Western leaders issued a volley of condemnations and threatened reprisals for Russia’s invasion of Ukraine.
Vladimir Putin on Thursday ordered troops into the country and demanded Kyiv’s army lay down its weapons in what many fear will be Europe’s worst conflict since the second world war.
UN secretary-general António Guterres warned that if the military action lead to a “generalised war” it would be difficult to forecast the number of deaths and displaced people.
US President Joe Biden accused Putin of launching a “premeditated war that will bring a catastrophic loss of life and human suffering”.
Nato called an emergency meeting of its top decision-making body, its chief Jens Stoltenberg denouncing “Russia’s reckless and unprovoked attack on Ukraine, which puts at risk countless civilian lives”.
“In these dark hours, our thoughts are with Ukraine and the innocent women, men and children as they face this unprovoked attack and fear for their lives,” European commission president Ursula von der Leyen said.
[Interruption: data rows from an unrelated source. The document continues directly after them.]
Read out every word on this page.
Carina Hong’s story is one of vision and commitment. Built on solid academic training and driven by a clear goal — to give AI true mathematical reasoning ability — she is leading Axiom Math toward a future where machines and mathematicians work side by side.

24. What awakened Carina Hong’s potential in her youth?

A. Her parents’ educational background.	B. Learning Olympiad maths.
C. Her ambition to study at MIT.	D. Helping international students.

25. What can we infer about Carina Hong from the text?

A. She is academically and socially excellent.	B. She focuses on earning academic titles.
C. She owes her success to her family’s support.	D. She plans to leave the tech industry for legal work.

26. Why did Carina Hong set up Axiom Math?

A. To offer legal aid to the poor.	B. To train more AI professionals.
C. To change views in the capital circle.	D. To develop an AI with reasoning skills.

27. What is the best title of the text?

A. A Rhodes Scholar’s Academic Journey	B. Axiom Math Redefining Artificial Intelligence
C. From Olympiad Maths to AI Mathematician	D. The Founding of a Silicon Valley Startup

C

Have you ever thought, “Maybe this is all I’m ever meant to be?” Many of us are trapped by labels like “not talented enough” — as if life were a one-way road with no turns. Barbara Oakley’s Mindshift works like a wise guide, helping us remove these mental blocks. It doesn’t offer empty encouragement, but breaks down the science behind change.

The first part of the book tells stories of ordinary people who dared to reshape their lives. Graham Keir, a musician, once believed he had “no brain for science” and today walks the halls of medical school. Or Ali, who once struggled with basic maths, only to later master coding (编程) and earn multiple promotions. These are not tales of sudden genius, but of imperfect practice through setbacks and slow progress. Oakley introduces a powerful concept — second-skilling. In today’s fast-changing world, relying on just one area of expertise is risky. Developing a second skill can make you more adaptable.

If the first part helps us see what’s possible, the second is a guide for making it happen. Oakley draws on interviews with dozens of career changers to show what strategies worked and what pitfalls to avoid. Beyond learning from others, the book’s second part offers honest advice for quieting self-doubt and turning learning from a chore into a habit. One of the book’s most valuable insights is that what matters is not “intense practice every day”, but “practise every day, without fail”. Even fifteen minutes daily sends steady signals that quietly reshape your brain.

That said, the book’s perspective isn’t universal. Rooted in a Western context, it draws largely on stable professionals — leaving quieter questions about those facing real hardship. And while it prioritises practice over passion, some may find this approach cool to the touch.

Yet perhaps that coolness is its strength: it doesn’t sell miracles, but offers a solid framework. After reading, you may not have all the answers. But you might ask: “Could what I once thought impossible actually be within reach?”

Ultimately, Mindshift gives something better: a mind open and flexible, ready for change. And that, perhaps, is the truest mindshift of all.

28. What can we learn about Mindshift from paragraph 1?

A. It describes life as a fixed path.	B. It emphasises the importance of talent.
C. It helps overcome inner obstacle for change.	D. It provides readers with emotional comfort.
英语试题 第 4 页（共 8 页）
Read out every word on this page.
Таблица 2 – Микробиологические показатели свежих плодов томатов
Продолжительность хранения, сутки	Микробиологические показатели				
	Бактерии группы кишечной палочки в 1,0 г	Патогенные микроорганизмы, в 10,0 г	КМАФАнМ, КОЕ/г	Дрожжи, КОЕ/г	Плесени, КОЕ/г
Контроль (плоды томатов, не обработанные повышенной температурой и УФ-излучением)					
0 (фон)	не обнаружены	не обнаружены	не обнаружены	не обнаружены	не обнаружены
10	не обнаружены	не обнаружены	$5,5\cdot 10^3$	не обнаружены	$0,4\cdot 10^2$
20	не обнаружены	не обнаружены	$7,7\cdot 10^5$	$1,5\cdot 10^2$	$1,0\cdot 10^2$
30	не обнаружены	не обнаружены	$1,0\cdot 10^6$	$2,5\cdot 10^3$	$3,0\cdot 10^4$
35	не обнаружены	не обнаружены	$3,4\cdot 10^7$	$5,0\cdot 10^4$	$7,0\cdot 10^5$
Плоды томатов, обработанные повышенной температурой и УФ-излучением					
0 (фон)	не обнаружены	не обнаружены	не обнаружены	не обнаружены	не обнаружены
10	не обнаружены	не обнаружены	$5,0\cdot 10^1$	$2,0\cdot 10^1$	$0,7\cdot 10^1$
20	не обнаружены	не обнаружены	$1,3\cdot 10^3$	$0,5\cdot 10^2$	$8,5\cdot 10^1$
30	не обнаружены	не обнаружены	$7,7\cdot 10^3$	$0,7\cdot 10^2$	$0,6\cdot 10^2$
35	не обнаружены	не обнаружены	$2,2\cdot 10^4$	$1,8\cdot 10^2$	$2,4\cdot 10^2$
Boris Johnson, UK prime minister, said Putin had “chosen a path of bloodshed and destruction by launching this unprovoked attack on Ukraine”, adding: “The UK and our allies will respond decisively.”
“This is a terrible day for Ukraine and a dark day for Europe,” said Olaf Scholz, German chancellor. “The Russian attack on Ukraine is a flagrant breach of international law. Germany condemns this reckless act of President Putin in the strongest terms.”
Zhang Jun, China’s envoy to the UN, said the “door to a peaceful solution” was not yet shut and all parties should exercise restraint.
Ireland, which holds a seat on the UN Security Council, condemned the Russian invasion and demanded robust action from the West.
“Russia has launched a full-scale invasion of Ukraine. God help them,” tweeted Simon Coveney, foreign minister. “Make no mistake, this is a shocking, murderous act of aggression against a sovereign, peaceful state. EU and world needs to respond strongly.”